CFTR mutations are the most common cause of congenital obstructive azoospermia (OA) in patients. In addition to this, current research suggests that CFTR mutations may also lead to decreased sperm vitality and fertilizing capacity, as well as reduced spermatogenic function. However, there is no clear consensus on whether CFTR mutations affect the outcomes of intracytoplasmic sperm injection (ICSI). Studies have shown that patients with cystic fibrosis (CF) have lower sperm vitality and fewer sperm compared to patients with only the CBAVD phenotype, and ICSI outcomes indicate a significantly reduced fertilization rate for CF patients [12]. Research by Lu et al. suggests that CBAVD patients have a higher miscarriage rate and significantly lower live birth rate compared to non-CBAVD patients, with similar results observed between the CFTR mutation carrier group and the non-CFTR mutation group [13]. Meanwhile, other studies report no significant differences in fertilization rates, pregnancy rates, and live birth rates between CBAVD patients carrying CFTR mutations and those not carrying mutations [13]. Wang et al.’s research shows that OA patients carrying two CFTR mutations, compared to other OA patients undergoing ICSI, found no statistical difference in either laboratory or clinical outcomes [15]. Our study first compared the ICSI outcomes of CBAVD patients with CFTR mutations to those of non-CBAVD OA patients. Although non-CBAVD OA patients may also carry CFTR mutations, literature reports a lower carrier frequency of CFTR mutations in the Chinese population [18]. This grouping can, to some extent, reveal whether CFTR mutations affect ICSI outcomes. Ultimately, our study confirmed that there were no significant differences between the two groups in terms of fertilization rate, number of usable embryos, pregnancy rate, miscarriage rate, and live birth rate.Meanwhile, to further illustrate the impact of the CFTR gene on ICSI outcomes, we compared the ICSI outcomes of 30 CBAVD patients with CFTR mutations to those of 11 CBAVD patients without CFTR mutations. We basically obtained the same conclusions. Therefore, Our study indicates that TESA-ICSI is a reliable method for achieving parenthood in both CBAVD patients and non-CBAVD OA patients, and CFTR mutations do not affect the final clinical outcomes of ICSI.

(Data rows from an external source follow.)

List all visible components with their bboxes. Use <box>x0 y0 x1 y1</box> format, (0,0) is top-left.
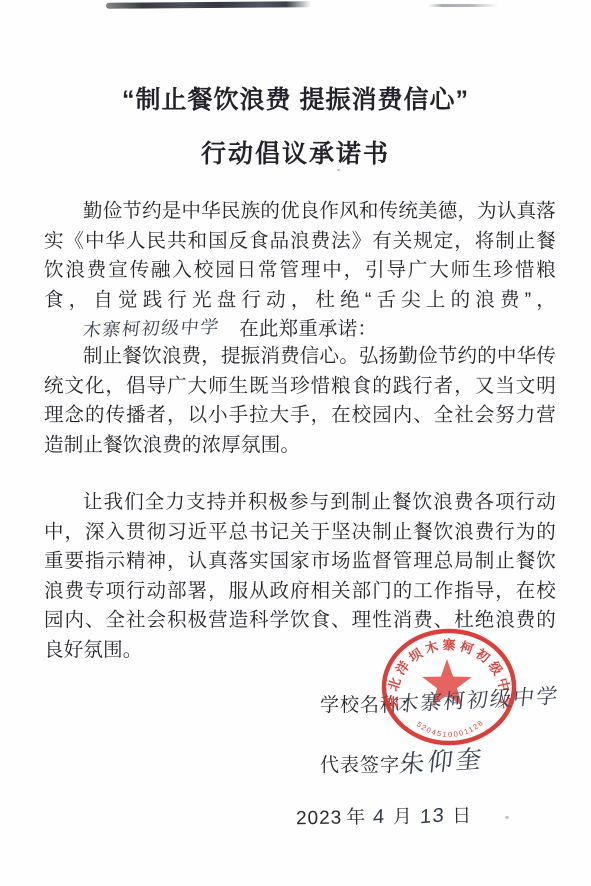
date-line: 2023年4月13日 <box>296 801 477 831</box>
handwritten-day: 13 <box>419 804 445 829</box>
date-month-unit: 月 <box>393 807 413 828</box>
date-year-unit: 年 <box>346 807 366 828</box>
handwritten-signature: 朱仰奎 <box>398 739 487 781</box>
paragraph-2: 制止餐饮浪费，提振消费信心。弘扬勤俭节约的中华传统文化，倡导广大师生既当珍惜粮食… <box>44 342 556 460</box>
document-subtitle: 行动倡议承诺书 <box>0 134 591 170</box>
handwritten-month: 4 <box>373 806 387 830</box>
scan-artifact-smudge <box>106 1 311 8</box>
date-day-unit: 日 <box>452 806 472 827</box>
paragraph-1: 勤俭节约是中华民族的优良作风和传统美德，为认真落实《中华人民共和国反食品浪费法》… <box>44 197 556 345</box>
document-title: “制止餐饮浪费 提振消费信心” <box>0 80 591 116</box>
seal-serial-number: 5204510001128 <box>415 718 486 740</box>
paragraph-1-text-before: 勤俭节约是中华民族的优良作风和传统美德，为认真落实《中华人民共和国反食品浪费法》… <box>44 200 556 311</box>
paragraph-1-text-after: 在此郑重承诺： <box>220 318 378 340</box>
scanned-document-page: “制止餐饮浪费 提振消费信心” 行动倡议承诺书 勤俭节约是中华民族的优良作风和传… <box>0 0 591 886</box>
scan-artifact-speck <box>505 816 509 819</box>
date-year: 2023 <box>296 808 343 830</box>
scan-artifact-smudge <box>428 4 498 7</box>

Our study has certain limitations; firstly, it is a single-center retrospective study, and the conclusions may be influenced by the small sample size and regional characteristics. Secondly, we did not screen non-CBAVD OA patients for CFTR mutations. Although the carriage rate of CFTR mutations is low in the Chinese population, this could still affect our final conclusions. Therefore, there is an urgent need for larger-scale, multicenter studies.

In summary, the genetic heterogeneity of Chinese CBAVD patients differs from the hotspot mutation pattern of Caucasians.We recommend targeted gene testing for the CFTR and ADGRG2 genes in CBAVD patients. For patients who test negative for CFTR and ADGRG2, we suggest conducting massive parallel sequencing. Based on the test results of the patients and their partners, consideration should then be given to whether to proceed with ICSI or PGS.. Additionally, although our study indicates that CFTR mutations do not affect the final ICSI clinical outcomes, considering that no pathogenic variants were found in some CBAVD patients, there are other unknown genetic factors that require further research. Genetic counseling for CBAVD patients before ART treatment is advised.